On August 25, Davenport City Council approved a $2 million budget to build a floodwall on the northeast side of Modern Woodmen Park, a new workout and fitness room, and renovations to the home and visiting clubhouses.
This is just one part of $5 million in planned renovations for the 90-year-old ballpark which has become an icon to Davenport and the Quad Cities area.
“When we have first-rate amenities that MLB has insisted on, that gives us something of an advantage for our players,” Heller said. “That’s how we develop a winning culture, and that’s what we’ve been doing.”
Heller explained he isn’t quite sure what the future renovations could look like after this season, but added the team has their finances prepared for whatever is needed.
Those dollars could go towards fixing up the stadium while also providing up-to-date facilities for the team.
Minor League Baseball players have no union or official representation. Groups like Advocates for Minor Leaguers share content from players who post their facilities and amenities provided by some organizations.

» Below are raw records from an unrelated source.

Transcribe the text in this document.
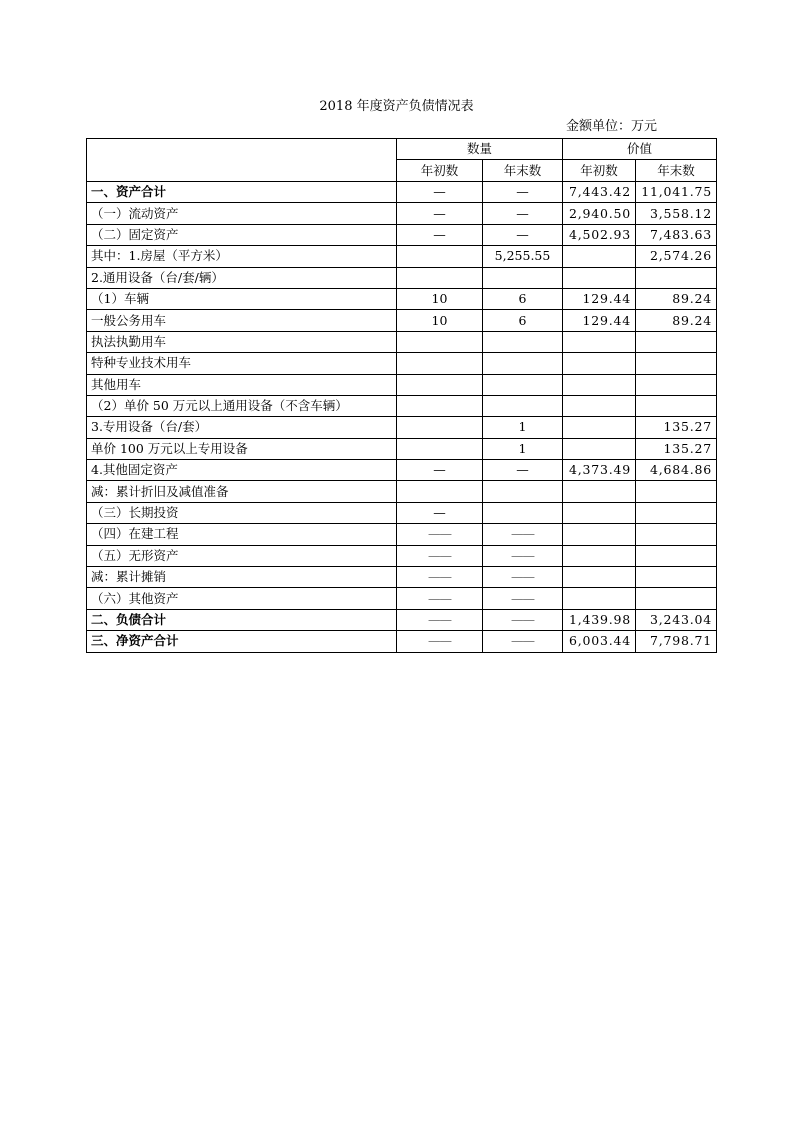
2018 年度资产负债情况表
金额单位：万元
	数量		价值	
	年初数	年末数	年初数	年末数
一、资产合计	—	—	7,443.42	11,041.75
（一）流动资产	—	—	2,940.50	3,558.12
（二）固定资产	—	—	4,502.93	7,483.63
其中：1.房屋（平方米）		5,255.55		2,574.26
2.通用设备（台/套/辆）				
（1）车辆	10	6	129.44	89.24
一般公务用车	10	6	129.44	89.24
执法执勤用车				
特种专业技术用车				
其他用车				
（2）单价 50 万元以上通用设备（不含车辆）				
3.专用设备（台/套）		1		135.27
单价 100 万元以上专用设备		1		135.27
4.其他固定资产	—	—	4,373.49	4,684.86
减：累计折旧及减值准备				
（三）长期投资	—			
（四）在建工程	——	——		
（五）无形资产	——	——		
减：累计摊销	——	——		
（六）其他资产	——	——		
二、负债合计	——	——	1,439.98	3,243.04
三、净资产合计	——	——	6,003.44	7,798.71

The following posts are reportedly from players in the organizations affiliated with the Chicago Cubs, St. Louis Cardinals, and Oakland A's.
The less-than-ideal team provided perks that come with an average in-season pay of $600 per week among Single-A, Double-A, and Triple-A players can be a burden for any individual chasing a dream.
Knowing the River Bandits players are taken care of is something Heller says himself and the Royals organization takes pride in, and he credits all the success of the organization to those same individuals on the field.
“The players are everything, you can’t play baseball without them,” Heller said. “Making sure they’re [the players] happy, healthy, and comfortable is very important to us. It’s why we don’t skimp on anything we give them.”
The success on the field might be able to back that up.
In Heller's tenure, the River Bandits have won three championships in seven seasons and has also boasted accolades off the field.
In 2013, Modern Woodmen Park was voted "best minor-league park" by readers of USA Today and earned a five-star rating from Ballpark Digest in 2015.
Originally built in 1931, Heller believes the history of Modern Woodmen Park is etched in Quad Cities history forever.
“I think this ballpark and this team are every bit a part of the Quad Cities as any bridges or anything else,” Heller said. “This team means everything to the community, and this community means everything to this team. A championship city deserves a championship team.”
Modern Woodmen is something of a historical landmark to the Quad Cities. Like Wrigley and Fenway, it holds a true nostalgia, but needs proper renovations to continue hosting games in the modern era and beyond.
When asked about the future of baseball in the Quad Cities, Heller believes it will be similar to what takes place today.
It's been 20 years since the last renovations, but Heller says the maintenance will provide for a better version of what can be an already memorable experience.
“I think it looks a lot like what it does today,” Heller said. “[It's] the most beautiful ballpark in America, underneath one of the most beautiful bridges in America on the shores of the Mississippi, with a fantastic and gorgeous Ferris wheel and double-decker carousal. The main things aren't going to change."